- The Washington Times - Tuesday, September 18, 2007

There are only two opponents remaining on the Washington Nationals‘ schedule in 2007, a season that is nearing completion for a club that has exceeded expectations but has been out of the pennant race since late April.

The New York Mets and Philadelphia Phillies, though, still have plenty on the line over the season’s final two weeks, with the two National League East powers duking it out for both the division title and a wild-card berth. So the fate of both will be tied directly to the Nationals, who over their final 13 games have an opportunity to determine who gets to play in October and who goes home.

Washington’s players don’t take this responsibility lightly, as evidenced by the way they thumped the Mets 12-4 last night at RFK Stadium.

“We’re playing spoilers these next 13 games,” outfielder Ryan Church said. “All we’re really playing for is to stay out of the cellar and eliminate some teams. We’ve done it in the past, and I think guys are going to take that to heart and really go out there and try to put a hurting on the other team.”

The Nationals put plenty of hurting on New York last night, taking advantage of four errors and some other mental mistakes to score 12 unanswered runs after falling behind 4-0 early.

Following that inauspicious start, in which Washington right-hander Tim Redding allowed four runs over four shaky innings, manager Manny Acta walked through his team’s dugout and tried to fire up his troops.

“Hey, just give it a fight,” Acta told his players. “Don’t roll over for anybody. Let’s play the game hard, the right way.”

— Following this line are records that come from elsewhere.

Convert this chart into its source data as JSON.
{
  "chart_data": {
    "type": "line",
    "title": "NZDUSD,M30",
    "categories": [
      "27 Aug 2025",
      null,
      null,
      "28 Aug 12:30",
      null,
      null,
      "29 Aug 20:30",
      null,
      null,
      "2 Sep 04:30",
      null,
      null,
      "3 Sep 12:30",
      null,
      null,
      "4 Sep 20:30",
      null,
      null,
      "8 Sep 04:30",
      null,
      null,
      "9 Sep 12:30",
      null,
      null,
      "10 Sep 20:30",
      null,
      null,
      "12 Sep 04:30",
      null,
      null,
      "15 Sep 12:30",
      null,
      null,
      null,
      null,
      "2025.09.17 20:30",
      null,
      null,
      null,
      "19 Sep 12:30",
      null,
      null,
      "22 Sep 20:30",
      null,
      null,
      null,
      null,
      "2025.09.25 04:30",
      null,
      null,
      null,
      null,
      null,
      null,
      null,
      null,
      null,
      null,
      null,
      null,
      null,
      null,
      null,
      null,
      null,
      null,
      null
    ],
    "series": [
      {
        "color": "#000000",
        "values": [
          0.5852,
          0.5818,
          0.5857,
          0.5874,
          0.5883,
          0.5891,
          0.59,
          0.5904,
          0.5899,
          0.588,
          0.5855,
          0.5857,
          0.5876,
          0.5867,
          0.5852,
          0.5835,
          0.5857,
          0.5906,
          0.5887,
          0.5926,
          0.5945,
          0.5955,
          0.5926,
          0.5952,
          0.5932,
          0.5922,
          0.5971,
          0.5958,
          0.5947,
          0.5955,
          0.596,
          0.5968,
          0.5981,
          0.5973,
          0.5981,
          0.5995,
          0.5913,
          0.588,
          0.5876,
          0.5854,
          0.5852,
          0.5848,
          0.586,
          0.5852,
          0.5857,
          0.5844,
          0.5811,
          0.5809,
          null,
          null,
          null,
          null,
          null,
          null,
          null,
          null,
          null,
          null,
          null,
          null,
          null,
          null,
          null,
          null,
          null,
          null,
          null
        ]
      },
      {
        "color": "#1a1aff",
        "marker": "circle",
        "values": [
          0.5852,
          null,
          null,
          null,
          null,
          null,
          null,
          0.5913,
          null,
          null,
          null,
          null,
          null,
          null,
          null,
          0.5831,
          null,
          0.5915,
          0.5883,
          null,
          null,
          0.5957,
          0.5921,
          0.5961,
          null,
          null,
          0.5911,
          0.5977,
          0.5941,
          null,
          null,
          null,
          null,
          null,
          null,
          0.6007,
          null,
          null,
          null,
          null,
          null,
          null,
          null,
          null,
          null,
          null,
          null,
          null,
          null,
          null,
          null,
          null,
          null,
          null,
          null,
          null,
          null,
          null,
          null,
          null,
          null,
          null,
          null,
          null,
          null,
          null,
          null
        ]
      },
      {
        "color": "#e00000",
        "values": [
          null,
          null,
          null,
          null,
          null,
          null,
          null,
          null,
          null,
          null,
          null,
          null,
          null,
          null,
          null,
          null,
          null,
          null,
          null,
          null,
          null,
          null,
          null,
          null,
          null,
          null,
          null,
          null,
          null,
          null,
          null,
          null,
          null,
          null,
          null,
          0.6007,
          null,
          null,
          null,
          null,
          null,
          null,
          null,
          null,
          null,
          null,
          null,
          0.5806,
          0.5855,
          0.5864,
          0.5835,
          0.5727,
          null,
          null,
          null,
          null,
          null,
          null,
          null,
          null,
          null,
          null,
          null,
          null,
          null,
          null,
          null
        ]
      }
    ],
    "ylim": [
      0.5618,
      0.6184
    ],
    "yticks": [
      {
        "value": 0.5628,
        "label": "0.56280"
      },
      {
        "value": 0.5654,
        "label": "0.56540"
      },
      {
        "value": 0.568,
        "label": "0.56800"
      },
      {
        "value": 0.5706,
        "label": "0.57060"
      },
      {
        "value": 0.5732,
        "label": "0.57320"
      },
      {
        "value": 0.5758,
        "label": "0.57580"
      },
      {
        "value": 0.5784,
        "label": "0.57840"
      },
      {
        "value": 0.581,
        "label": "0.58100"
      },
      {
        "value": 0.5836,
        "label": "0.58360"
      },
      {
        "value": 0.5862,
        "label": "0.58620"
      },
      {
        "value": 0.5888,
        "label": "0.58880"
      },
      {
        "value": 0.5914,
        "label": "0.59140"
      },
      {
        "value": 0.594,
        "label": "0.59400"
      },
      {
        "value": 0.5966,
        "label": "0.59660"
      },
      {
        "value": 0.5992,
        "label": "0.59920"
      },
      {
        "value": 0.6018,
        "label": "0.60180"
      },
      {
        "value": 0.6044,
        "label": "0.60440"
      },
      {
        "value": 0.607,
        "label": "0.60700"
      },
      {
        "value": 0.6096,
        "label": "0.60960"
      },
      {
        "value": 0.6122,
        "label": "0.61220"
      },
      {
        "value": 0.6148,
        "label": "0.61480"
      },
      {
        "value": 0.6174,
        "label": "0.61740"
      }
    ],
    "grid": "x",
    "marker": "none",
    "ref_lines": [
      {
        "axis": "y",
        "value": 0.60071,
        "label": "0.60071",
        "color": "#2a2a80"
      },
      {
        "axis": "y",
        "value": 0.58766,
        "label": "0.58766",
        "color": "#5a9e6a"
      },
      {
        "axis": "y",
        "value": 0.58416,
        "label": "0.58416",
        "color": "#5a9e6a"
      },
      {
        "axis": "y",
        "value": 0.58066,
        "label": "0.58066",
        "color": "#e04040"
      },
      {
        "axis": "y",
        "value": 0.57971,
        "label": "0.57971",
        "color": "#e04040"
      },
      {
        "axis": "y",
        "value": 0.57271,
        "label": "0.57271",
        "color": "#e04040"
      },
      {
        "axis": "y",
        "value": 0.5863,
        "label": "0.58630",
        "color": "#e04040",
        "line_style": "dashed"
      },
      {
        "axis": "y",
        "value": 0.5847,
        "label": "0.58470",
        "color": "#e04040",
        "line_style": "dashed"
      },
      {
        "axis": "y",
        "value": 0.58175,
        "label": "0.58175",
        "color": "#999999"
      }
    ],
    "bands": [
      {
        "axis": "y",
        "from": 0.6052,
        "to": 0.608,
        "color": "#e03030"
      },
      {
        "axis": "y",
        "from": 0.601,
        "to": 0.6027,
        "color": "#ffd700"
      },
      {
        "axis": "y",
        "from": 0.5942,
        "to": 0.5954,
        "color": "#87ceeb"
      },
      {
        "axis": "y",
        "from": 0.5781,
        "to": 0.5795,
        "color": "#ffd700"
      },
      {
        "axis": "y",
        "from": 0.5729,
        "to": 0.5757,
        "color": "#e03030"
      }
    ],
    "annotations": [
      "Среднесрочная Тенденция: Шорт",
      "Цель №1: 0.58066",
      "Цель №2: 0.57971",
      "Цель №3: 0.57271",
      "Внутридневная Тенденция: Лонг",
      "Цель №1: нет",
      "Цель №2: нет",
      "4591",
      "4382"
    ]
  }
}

The Nationals (67-83) immediately turned the game around, matching their record for runs scored at RFK by pouncing on the shell-shocked Mets, who have seen their lead over the Phillies dwindle to 2½ games.

The key move might have been Acta’s decision to pinch-hit for Redding with two on and two out in the fourth. The Nationals had scored four runs to tie the game, and even though they didn’t add to their total in that inning, Redding’s departure opened the door for the bullpen to take over and take control. Five relievers combined to toss five shutout innings, with rookie Jonathan Albaladejo earning his first career win with a 11/3-inning stint.

“I have 11 guys sitting in my bullpen,” Acta said. “I don’t see why we have to wait until a guy gives up so many runs. Especially playing a team like [the Mets], every out is precious. … I felt it was the right thing to do. My bullpen was rested, and they did the job today.”

The Nationals scored another run in the fifth to take the lead, then added four more during an unsightly sixth inning that featured one hit (Nook Logan’s bunt single) and included three walks, two errors and a fielder’s choice.

Three more runs in the seventh, capped by Church’s pinch-hit homer, completed the rousing comeback.

“I don’t know where the good at-bats started,” Logan said. “But when somebody had a good at-bat, it just carried over and carried over to the next guy. That’s how you win ballgames.”

And how you deal a contending club a serious blow to its playoff chances.